For large data sets, you can insert a pre-aggregated data set called a statistic set. With statistic sets, you give CloudWatch the Min, Max, Sum, and SampleCount for a number of data points. This is commonly used when you need to collect data many times in a minute. For example, suppose you have a metric for the request latency of a web page. It doesn't make sense to publish data with every web page hit. We suggest that you collect the latency of all hits to that web page, aggregate them once a minute, and send that statistic set to CloudWatch.
Amazon CloudWatch doesn't differentiate the source of a metric. If you publish a metric with the same namespace and dimensions from different sources, CloudWatch treats this as a single metric. This can be useful for service metrics in a distributed, scaled system. For example, all the hosts in a web server application could publish identical metrics representing the latency of requests they are processing. CloudWatch treats these as a single metric, allowing you to get the statistics for minimum, maximum, average, and sum of all requests across your application.
A percentile indicates the relative standing of a value in a data set. For example, the 95th percentile means that 95 percent of the data is below this value and 5 percent of the data is above this value. Percentiles help you get a better understanding of the distribution of your metric data. You can use percentiles with Amazon EC2, Amazon RDS, Amazon Kinesis, Application Load Balancer, and Elastic Load Balancing.
Percentiles are often used to isolate anomalies. In a typical distribution, 95 percent of the data is within two standard deviations from the mean and 99.7 percent of the data is within three standard deviations from the mean. Any data that falls outside three standard deviations is often considered to be an anomaly because it differs so greatly from the average value. For example, suppose that you are monitoring the CPU utilization of your EC2 instances to ensure that your customers have a good experience. If you monitor the average, this can hide anomalies. If you monitor the maximum, a single anomaly can skew the results. Using percentiles, you can monitor the 95th percentile of CPU utilization to check for instances with an unusually heavy load.
You can monitor your system and applications using percentiles as you would use the other CloudWatch statistics (Average, Minimum, Maximum, and Sum). For example, when you create an alarm, you can use percentiles as the statistical function. You can specify the percentile with up to two decimal places (for example, p95.45).
You can use an alarm to automatically initiate actions on your behalf. An alarm watches a single metric over a specified time period, and performs one or more specified actions, based on the value of the metric relative to a threshold over time. The action is a notification sent to an Amazon SNS topic or an Auto Scaling policy. You can also add alarms to dashboards.

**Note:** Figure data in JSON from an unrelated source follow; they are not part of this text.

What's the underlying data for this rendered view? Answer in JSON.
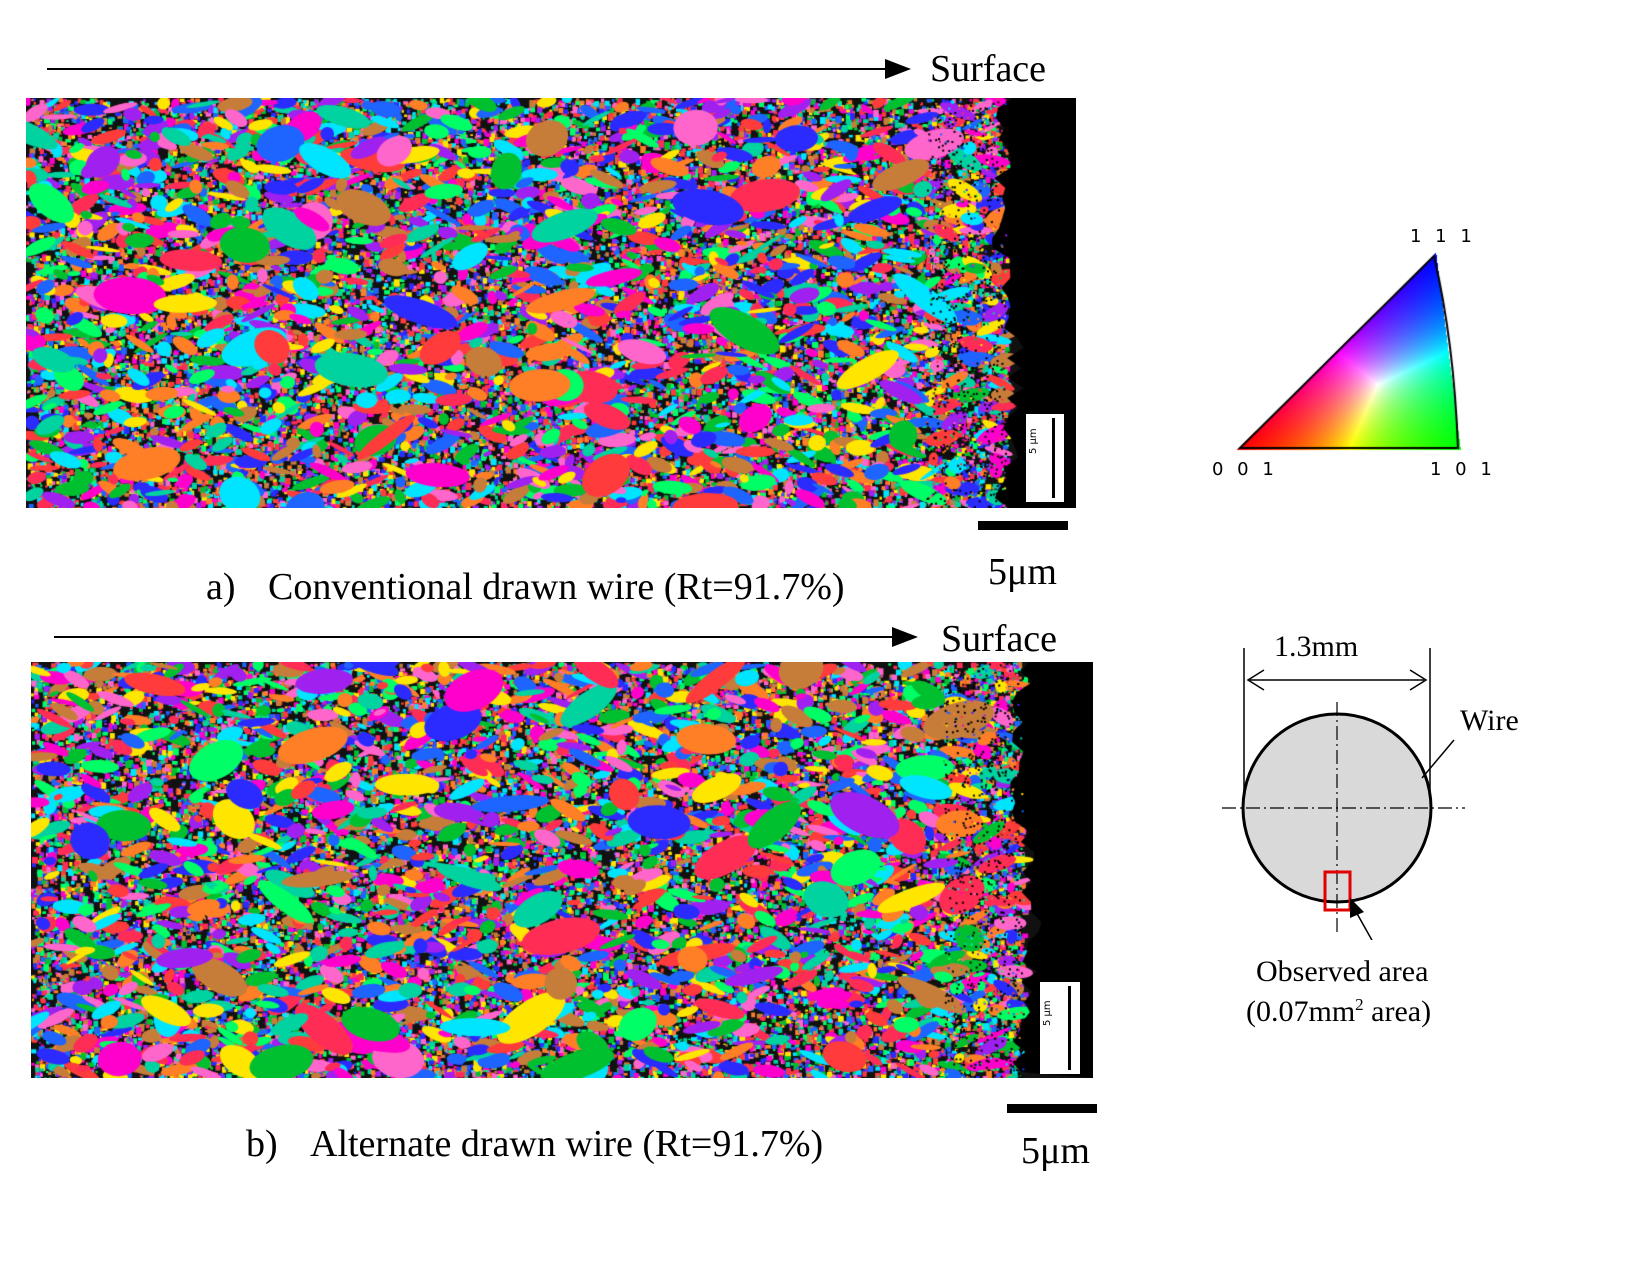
{
  "panels": [
    {
      "id": "a",
      "direction_label": "Surface",
      "caption_letter": "a)",
      "caption_text": "Conventional drawn wire (Rt=91.7%)",
      "scale_label": "5μm",
      "inset_scale_label": "5 μm"
    },
    {
      "id": "b",
      "direction_label": "Surface",
      "caption_letter": "b)",
      "caption_text": "Alternate drawn wire (Rt=91.7%)",
      "scale_label": "5μm",
      "inset_scale_label": "5 μm"
    }
  ],
  "ipf_key": {
    "corner_top": "1 1 1",
    "corner_left": "0 0 1",
    "corner_right": "1 0 1"
  },
  "wire_schematic": {
    "diameter_label": "1.3mm",
    "wire_label": "Wire",
    "observed_label": "Observed area",
    "area_label_prefix": "(0.07mm",
    "area_label_sup": "2",
    "area_label_suffix": " area)",
    "wire_fill": "#d9d9d9",
    "marker_color": "#e00000"
  },
  "colors": {
    "grain_palette": [
      "#ff2d55",
      "#ff00cc",
      "#ff3b3b",
      "#ff7f27",
      "#c77d3a",
      "#ffe600",
      "#00ff66",
      "#00d2a0",
      "#00e5ff",
      "#1e64ff",
      "#2b2bff",
      "#a020f0",
      "#ff66cc",
      "#00c030"
    ]
  }
}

Alarms invoke actions for sustained state changes only. CloudWatch alarms will not invoke actions simply because they are in a particular state. The state must have changed and been maintained for a specified number of periods.
When creating an alarm, select a period that is greater than or equal to the frequency of the metric to be monitored. For example, basic monitoring for Amazon EC2 provides metrics for your instances every 5 minutes. When setting an alarm on a basic monitoring metric, select a period of at least 300 seconds (5 minutes). Detailed monitoring for Amazon EC2 provides metrics for your instances every 1 minute. When setting an alarm on a detailed monitoring metric, select a period of at least 60 seconds (1 minute).